Henry Lafayette touched the Bible he kept on him at all times and leapt for an open gunport, hooking one hand around the wooden edge and clasping the warm bronze cannon with the other. He kicked his legs through the gap between the gun and the side of the ship and came up on his feet, his blade keening as he drew it from its scabbard. By the light of a single lamp hanging from the low ceiling, he saw two pirates wheeling back from another gunport as more men scrambled aboard. One of the pirates turned and saw him. The pirate’s broad scimitar was suddenly in his hand as his bare feet pounded the decking. He shrieked as he charged, a technique most appropriate when confronting unarmed and untrained merchant sailors.

Henry wasn’t fazed. The fear he had been sure would paralyze him had turned to cold rage.

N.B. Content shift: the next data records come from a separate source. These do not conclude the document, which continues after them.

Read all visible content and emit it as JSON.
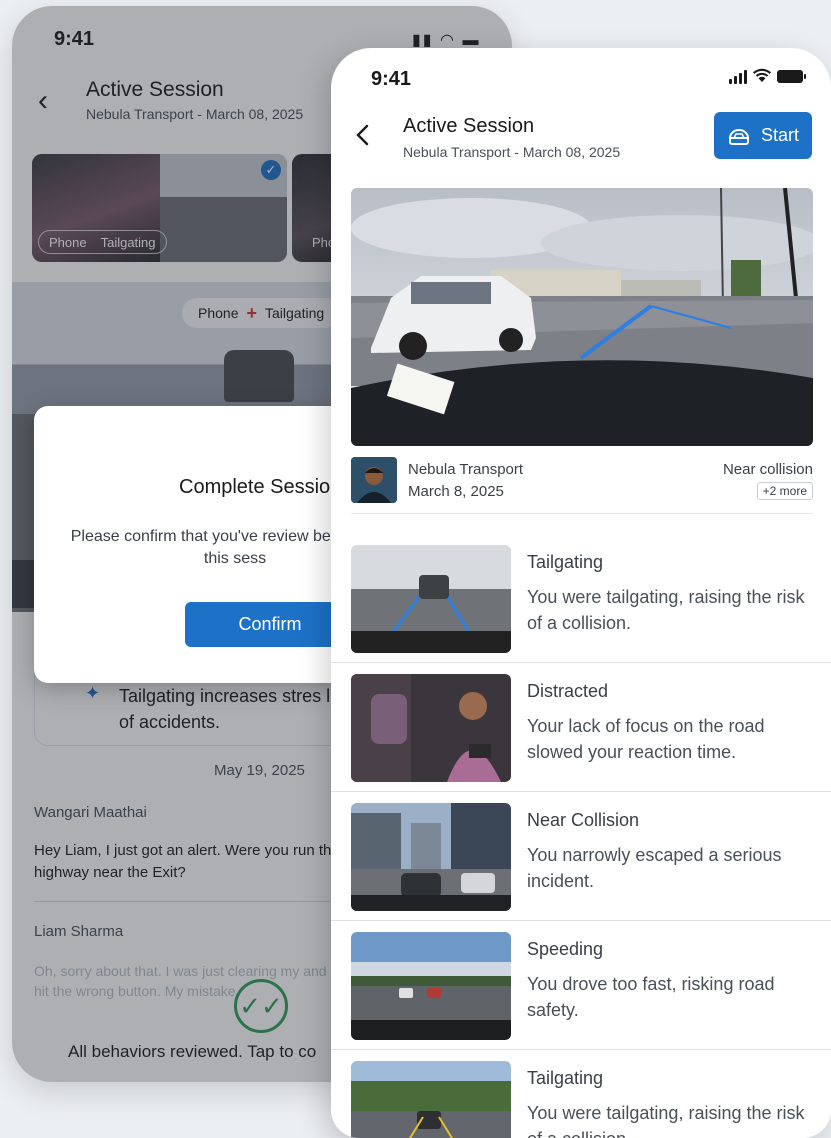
{
  "back_screen": {
    "status_time": "9:41",
    "title": "Active Session",
    "subtitle": "Nebula Transport - March 08, 2025",
    "thumb_tags": [
      "Phone",
      "Tailgating"
    ],
    "thumb2_tag": "Pho",
    "video_pill_left": "Phone",
    "video_pill_right": "Tailgating",
    "tip_text": "Tailgating increases stres likelihood of accidents.",
    "date_divider": "May 19, 2025",
    "messages": [
      {
        "author": "Wangari Maathai",
        "text": "Hey Liam, I just got an alert. Were you run the highway near the Exit?"
      },
      {
        "author": "Liam Sharma",
        "text": "Oh, sorry about that. I was just clearing my and hit the wrong button. My mistake."
      }
    ],
    "footer_text": "All behaviors reviewed. Tap to co",
    "dialog": {
      "title": "Complete Sessio",
      "body": "Please confirm that you've review behaviors in this sess",
      "confirm_label": "Confirm"
    }
  },
  "front_screen": {
    "status_time": "9:41",
    "title": "Active Session",
    "subtitle": "Nebula Transport - March 08, 2025",
    "start_label": "Start",
    "session_info": {
      "company": "Nebula Transport",
      "date": "March 8, 2025",
      "event": "Near collision",
      "more": "+2 more"
    },
    "behaviors": [
      {
        "title": "Tailgating",
        "description": "You were tailgating, raising the risk of a collision.",
        "scene": "highway"
      },
      {
        "title": "Distracted",
        "description": "Your lack of focus on the road slowed your reaction time.",
        "scene": "cabin"
      },
      {
        "title": "Near Collision",
        "description": "You narrowly escaped a serious incident.",
        "scene": "city"
      },
      {
        "title": "Speeding",
        "description": "You drove too fast, risking road safety.",
        "scene": "open-road"
      },
      {
        "title": "Tailgating",
        "description": "You were tailgating, raising the risk of a collision.",
        "scene": "trees"
      }
    ]
  },
  "colors": {
    "primary": "#1d72c7",
    "success": "#2f9d57",
    "alert": "#e0302f",
    "lane": "#2f7ee0"
  },
  "icons": [
    "chevron-left-icon",
    "steering-wheel-icon",
    "signal-icon",
    "wifi-icon",
    "battery-icon",
    "sparkle-icon",
    "double-check-icon",
    "checkmark-icon",
    "plus-icon"
  ]
}
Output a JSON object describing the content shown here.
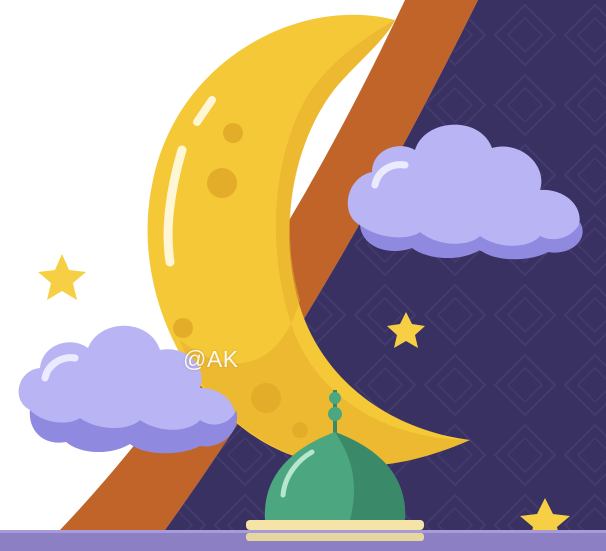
{
  "watermark": {
    "text": "@AK"
  },
  "palette": {
    "night_sky": "#3a3163",
    "band": "#c0642a",
    "moon": "#f5c838",
    "moon_shade": "#e3ad2a",
    "cloud": "#b9b5f5",
    "cloud_shade": "#8f8ae0",
    "star": "#f7cf45",
    "dome": "#4ca67f",
    "dome_dark": "#3a8a69",
    "bottom_strip": "#8c7fc4"
  },
  "elements": [
    "crescent-moon",
    "cloud-right",
    "cloud-left",
    "star-left",
    "star-middle",
    "star-bottom-right",
    "mosque-dome",
    "night-sky",
    "orange-band"
  ]
}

He let the man come, and as the pirate began a hip-high cutting stroke that would have sliced Henry in half Henry stepped forward lightly and sank his blade into the other man’s chest. The force of the pirate’s charge ran the steel through his ribs and out his back. The heavy scimitar clattered to the deck as the corsair slumped against Lafayette. He had to use his knee as leverage to pull his blade from the pirate’s chest. Henry whirled at a moving shadow and ducked under the swinging arc of an ax aimed at his shoulder. He counter-cut back with his sword, the edge slicing through cloth, skin, and muscle. He hadn’t had the angle to eviscerate his foe, but the amount of blood that gushed from the wound told him the pirate was out of the fight.

The gun deck was a scene out of hell. Dark figures hacked and slashed at one another with abandon. The crash of steel on steel was punctuated by screams of pain when blade met skin. The air was charged with the smell of gunpowder, but above it Henry could detect the coppery scent of blood.